National champion Virginia basketball team rejects White House visit
Virginia will not be visiting the White House to celebrate this month's NCAA national championship win over Texas Tech, their coach Tony Bennett has confirmed.
This follows the decisions of NBA champion Golden State Warriors, who elected to decline an invitation to visit the White House back in 2017, and then early this year opted to pay a visit to former President Barack Obama while in Washington to play the Wizards. The 2018 NBA champions made that move right around the time that a title winning team would typically visit the White House.
Back in 2017, President Trump moved to rescind any invitation for the Warriors to visit, after it appeared that the team were more than a little reluctant. He tweeted;
“Going to the White House is considered a great honor for a championship team. Stephen Curry is hesitating, therefore invitation is withdrawn!”
But in the case of NCAA champion Virginia, coach Tony Bennett appeared to cite logistical issues as among the chief reasons that the team would not be able to visit the White House;
“We have received inquiries about a visit to the White House,” He said in a statement, “With several players either pursuing pro opportunities or moving on from UVA, it would be difficult, if not impossible to get everyone back together. We would have to respectfully decline an invitation.”
The decision appears to confirm that all three national champion NCAA men's basketball teams who've won titles during Donald Trump's term will not visit the White House. North Carolina and Villanova are the two previous teams not to have paid a visit following their titles; as per USA Today, the Wildcats say they never received an invitation, while the Tar Heels claimed that scheduling conflicts would prevent them from attending.

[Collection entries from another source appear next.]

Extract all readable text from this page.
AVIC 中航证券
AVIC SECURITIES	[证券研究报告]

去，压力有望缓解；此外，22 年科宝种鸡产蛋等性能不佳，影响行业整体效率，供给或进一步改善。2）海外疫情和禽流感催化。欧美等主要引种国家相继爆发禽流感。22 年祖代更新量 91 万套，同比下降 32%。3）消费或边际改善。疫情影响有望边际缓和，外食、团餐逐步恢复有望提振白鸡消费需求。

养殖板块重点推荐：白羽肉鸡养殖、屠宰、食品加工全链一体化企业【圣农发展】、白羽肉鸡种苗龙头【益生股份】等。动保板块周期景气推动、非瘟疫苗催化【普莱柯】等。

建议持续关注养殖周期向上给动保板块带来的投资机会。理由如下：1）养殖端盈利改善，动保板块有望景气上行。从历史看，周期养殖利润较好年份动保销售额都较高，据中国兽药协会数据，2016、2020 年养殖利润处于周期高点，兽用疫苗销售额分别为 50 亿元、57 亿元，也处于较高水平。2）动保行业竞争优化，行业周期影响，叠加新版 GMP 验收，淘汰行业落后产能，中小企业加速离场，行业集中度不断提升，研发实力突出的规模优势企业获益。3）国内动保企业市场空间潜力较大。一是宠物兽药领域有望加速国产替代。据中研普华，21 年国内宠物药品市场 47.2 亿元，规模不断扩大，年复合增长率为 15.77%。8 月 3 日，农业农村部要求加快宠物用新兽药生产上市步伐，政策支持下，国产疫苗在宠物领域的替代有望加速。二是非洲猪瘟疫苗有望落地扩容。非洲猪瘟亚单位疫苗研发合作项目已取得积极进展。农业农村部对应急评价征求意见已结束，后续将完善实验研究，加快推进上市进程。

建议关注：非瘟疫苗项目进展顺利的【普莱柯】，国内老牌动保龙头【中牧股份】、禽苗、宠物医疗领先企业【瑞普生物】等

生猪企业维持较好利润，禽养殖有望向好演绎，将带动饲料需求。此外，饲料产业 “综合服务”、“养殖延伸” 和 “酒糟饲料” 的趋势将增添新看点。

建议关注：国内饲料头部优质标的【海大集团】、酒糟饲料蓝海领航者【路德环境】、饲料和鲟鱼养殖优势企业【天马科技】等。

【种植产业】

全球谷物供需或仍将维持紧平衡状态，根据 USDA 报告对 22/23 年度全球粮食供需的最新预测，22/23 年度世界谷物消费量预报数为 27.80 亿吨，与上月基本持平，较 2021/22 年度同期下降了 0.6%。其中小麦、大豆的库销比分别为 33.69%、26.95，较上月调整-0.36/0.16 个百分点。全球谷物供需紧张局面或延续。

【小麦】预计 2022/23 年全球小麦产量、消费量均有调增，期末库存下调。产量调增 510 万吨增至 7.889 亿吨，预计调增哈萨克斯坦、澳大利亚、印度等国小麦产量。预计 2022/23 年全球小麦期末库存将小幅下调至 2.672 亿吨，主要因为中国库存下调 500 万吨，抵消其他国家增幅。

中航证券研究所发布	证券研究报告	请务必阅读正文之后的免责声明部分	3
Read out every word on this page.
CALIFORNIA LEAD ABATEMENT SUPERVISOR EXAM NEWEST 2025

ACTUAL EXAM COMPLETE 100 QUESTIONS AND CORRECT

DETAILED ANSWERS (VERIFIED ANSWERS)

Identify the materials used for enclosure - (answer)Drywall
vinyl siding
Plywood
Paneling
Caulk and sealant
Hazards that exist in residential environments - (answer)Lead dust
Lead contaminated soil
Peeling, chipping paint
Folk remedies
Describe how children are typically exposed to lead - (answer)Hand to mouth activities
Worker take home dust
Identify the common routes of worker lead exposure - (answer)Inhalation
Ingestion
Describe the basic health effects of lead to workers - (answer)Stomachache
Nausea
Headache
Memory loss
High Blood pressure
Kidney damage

Three stars from Virginia's national championship run, Kyle Guy, DeAndre Hunter and Ty Jerome have announced their intentions to enter this year's stacked draft class.
President Trump made headlines earlier this year after ordering a fast food buffet in for national champion Clemson after their triumph over Alabama in the College Football Playoff National Championship. This was allegedly due to staff absence during the government shut down.
He then repeated the feat several months later, once again serving up fast food to FCS national champion North Dakota State.